Formula for calculation in Xbar-R Chart?

Term	Description
$x_{ij}$	jth observation in the ith subgroup
$n_i$	number of observations in subgroup i
$\sum x$	sum of all individual observations
$\sum n$	total number of observations
$μ$	process mean
$k$	parameter for Test 1 (The default is 3)
$σ$	process standard deviation
$d_2 (.)$	value of unbiasing constant d2 that corresponds to the value specified in parentheses
$d_3 (.)$	value of unbiasing constant d3 that corresponds to the value specified in parentheses
$r_i$	range for subgroup i
$m$	number of subgroups
$\overline x_i$	mean of subgroup i
$µ_ν$	mean of the subgroup variances
$c_4 (.)$	value of the unbiasing constant c4 that corresponds to the value that is specified in parentheses
$c_5 (.)$	value of the unbiasing constant c5 that corresponds to the value that is specified in parentheses
$Γ()$	gamma function

 

• Formula for Xbar Chart

  • Plotted Points:

...........................Each plotted point, $\overline x_i$, represents the mean of the observations for subgroup,$i$.

$\overline x_i = \frac{\sum\limits_{j=1}^{n_i} x_{ij}}{n_i}$

• • Center Line:

    The center line represents the process mean (µ).

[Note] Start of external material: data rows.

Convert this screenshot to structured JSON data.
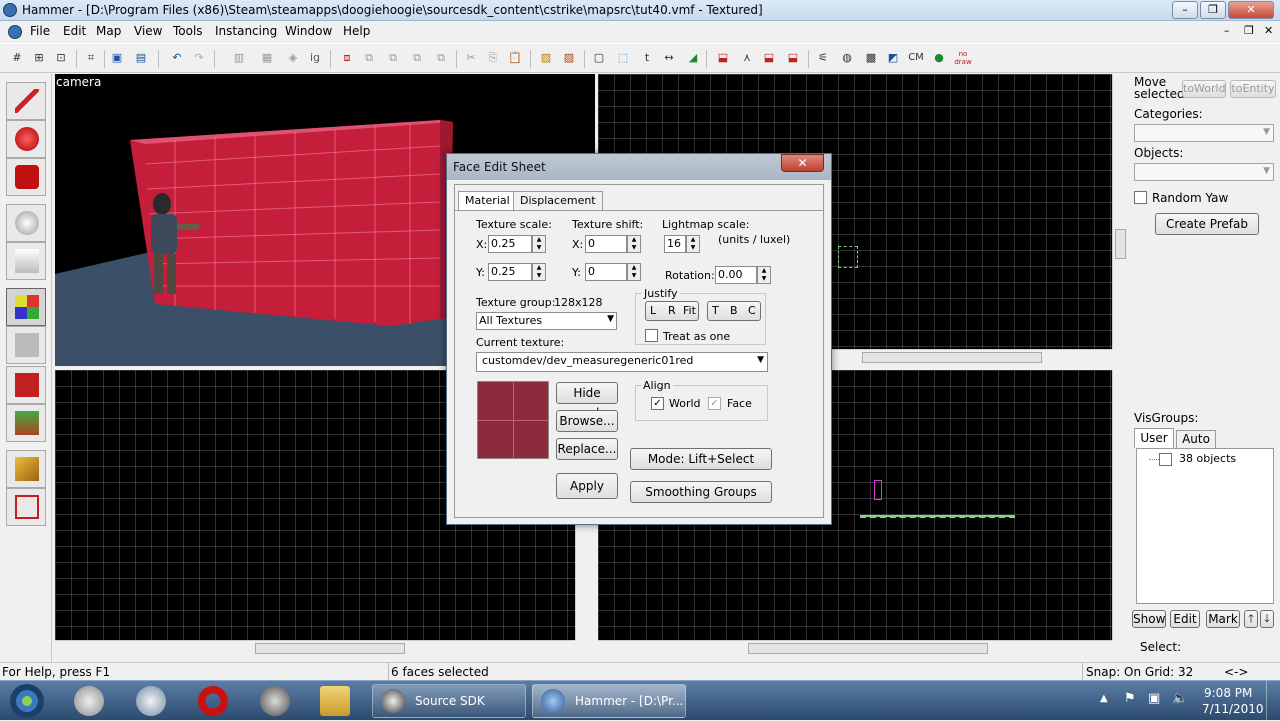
{
  "window": {
    "title": "Hammer - [D:\\Program Files (x86)\\Steam\\steamapps\\doogiehoogie\\sourcesdk_content\\cstrike\\mapsrc\\tut40.vmf - Textured]"
  },
  "menu": [
    "File",
    "Edit",
    "Map",
    "View",
    "Tools",
    "Instancing",
    "Window",
    "Help"
  ],
  "toolbar": {
    "cm_label": "CM",
    "nodraw_label": "no draw"
  },
  "viewports": {
    "camera_label": "camera"
  },
  "face_edit": {
    "title": "Face Edit Sheet",
    "close": "✕",
    "tabs": [
      "Material",
      "Displacement"
    ],
    "texture_scale_label": "Texture scale:",
    "texture_shift_label": "Texture shift:",
    "lightmap_scale_label": "Lightmap scale:",
    "units_label": "(units / luxel)",
    "x_label": "X:",
    "y_label": "Y:",
    "scale_x": "0.25",
    "scale_y": "0.25",
    "shift_x": "0",
    "shift_y": "0",
    "lightmap_scale": "16",
    "rotation_label": "Rotation:",
    "rotation": "0.00",
    "texture_group_label": "Texture group:",
    "texture_size": "128x128",
    "texture_group": "All Textures",
    "current_texture_label": "Current texture:",
    "current_texture": "customdev/dev_measuregeneric01red",
    "justify_label": "Justify",
    "justify_buttons": [
      "L",
      "R",
      "Fit",
      "T",
      "B",
      "C"
    ],
    "treat_as_one": "Treat as one",
    "hide_mask": "Hide mask",
    "browse": "Browse...",
    "replace": "Replace...",
    "apply": "Apply",
    "align_label": "Align",
    "align_world": "World",
    "align_face": "Face",
    "mode": "Mode: Lift+Select",
    "smoothing": "Smoothing Groups",
    "texture_color": "#8b2a3a"
  },
  "right_panel": {
    "move_selected_label": "Move selected:",
    "to_world": "toWorld",
    "to_entity": "toEntity",
    "categories_label": "Categories:",
    "objects_label": "Objects:",
    "random_yaw": "Random Yaw",
    "create_prefab": "Create Prefab",
    "visgroups_label": "VisGroups:",
    "vis_tabs": [
      "User",
      "Auto"
    ],
    "visgroup_item": "38 objects",
    "bottom_buttons": [
      "Show",
      "Edit",
      "Mark"
    ],
    "select_label": "Select:"
  },
  "status": {
    "help": "For Help, press F1",
    "selection": "6 faces selected",
    "snap": "Snap: On Grid: 32",
    "extra": "<->"
  },
  "taskbar": {
    "items": [
      "Source SDK",
      "Hammer - [D:\\Pr..."
    ],
    "time": "9:08 PM",
    "date": "7/11/2010"
  }
}
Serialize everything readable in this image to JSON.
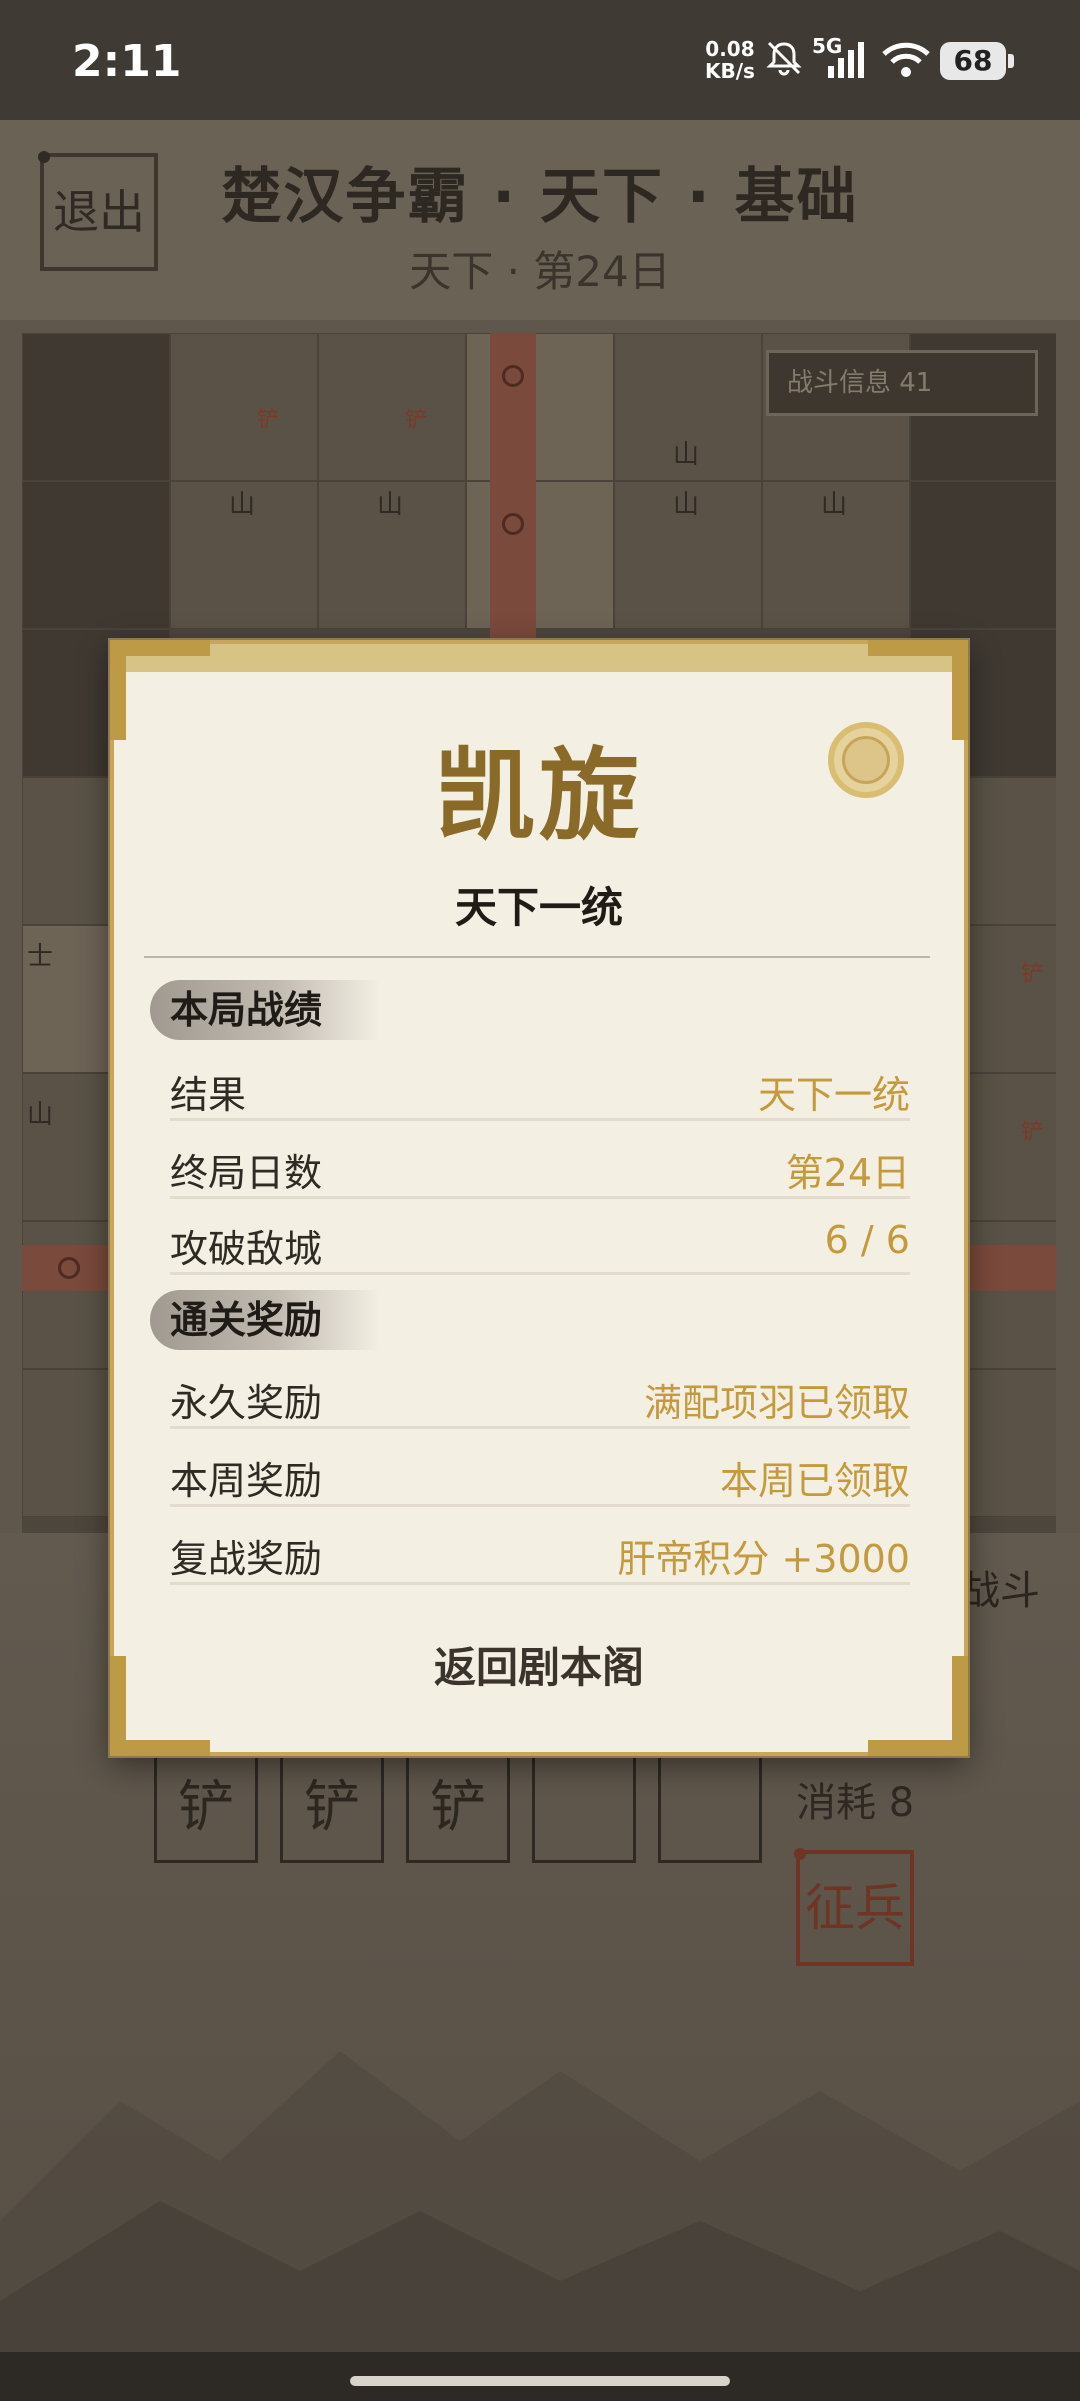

$\overline{\overline{X}} = \frac{∑x}{∑n}$

• • Control Limits:

    • Lower Control Limit:

      The value of the lower control limit for each subgroup, $i$, is calculated as follows:

$LCL_i= µ- \frac{kσ}{√(n_i )}$

• • • Upper Control Limit:

      The value of the upper control limit for each subgroup, $i$, is calculated as follows:

$UCL_i= µ+ \frac{kσ}{√(n_i )}$

• Formula for R Chart

  • Plotted Points:

    Each plotted point, $r_i$, represents the range for subgroup $i$.

  • Center Line:

    The value of the center line for each subgroup, $\overline R_i$, is calculated as follows:

$\overline R_i= d_2(n_i) × σ$

• • Control Limits:

    • Lower Control Limit:

      The value of the lower control limit for each subgroup $i$ is equal to the greater of the following:

$LCL_i= [d_2(n_i) × σ] - [kσ×d_3(n_i)]$

.......................................or

$LCL_i= 0$

• • • Upper Control Limit:

      The value of the upper control limit for each subgroup $i$ is calculated as follows:

$UCL_i= [d_2(n_i) × σ] + [kσ×d_3(n_i)]$

• Formula for estimation of sigma (standard deviation)

  • Using Rbar Method:

............................Zometric uses the range of each subgroup, $r_i$, to calculate $S_r$, which is an unbiased estimator of σ:

$S_r = \frac{\sum\limits_{i}^{} (\frac{f_i r_i}{d_2 (n_i)})}{\sum\limits_{i}^{} {f_i}}$

............................where

$f_i = \frac{[d_2 (n_i)]^2}{[d_3 (n_i)]^2}$

............................When the subgroup size is constant, the formula simplifies to the following:

$S_r = \frac{\overline R}{d_2 (n_i)}$

............................where

$\overline R = \frac{\sum r_i}{m}$

• • Using pooled standard deviation method:

............................The pooled standard deviation (S_p) is given by the following formula:

$S_p = \sqrt\frac{\sum\limits_{i}^{} \sum\limits_{j}^{} (x_{ij}-\overline x_i)^2 }{\sum\limits_{i}^{} (n_{i}-1)}$

.............................When the subgroup size is constant, S_p can also be calculated as follows:

$S_p = \sqrt µ_ν$

• Formulae for unbiasing constants

  • $d_2 ()$:

............................For values of N from 51 to 100, use the following approximation for d₂(N):

$d_2 (N) = 3.4873 + 0.0250141 × N - 0.00009823 × N^2$

• • $d_3 ()$ and $d_4 ()$:

............................For values of N from 26 to 100, use the following approximations for d₃(N) and d₄(N):

$d_3 (N) = 0.80818 - 0.0051871 × N + 0.00005098×N^2 - 0.00000019 × N^3$

$d_4 (N) = 2.88606 + 0.051313 × N - 0.00049243×N^2 + 0.00000188 × N^3$

• • $c_4 ()$ and $c_5 ()$:

$c_4 (N) = {\sqrt \frac {2}{N-1}}\frac{Γ\frac{N}{2}}{Γ\frac{N-1}{2}}$

$c_5 (N) = \sqrt {1 - c_4(N)^2}$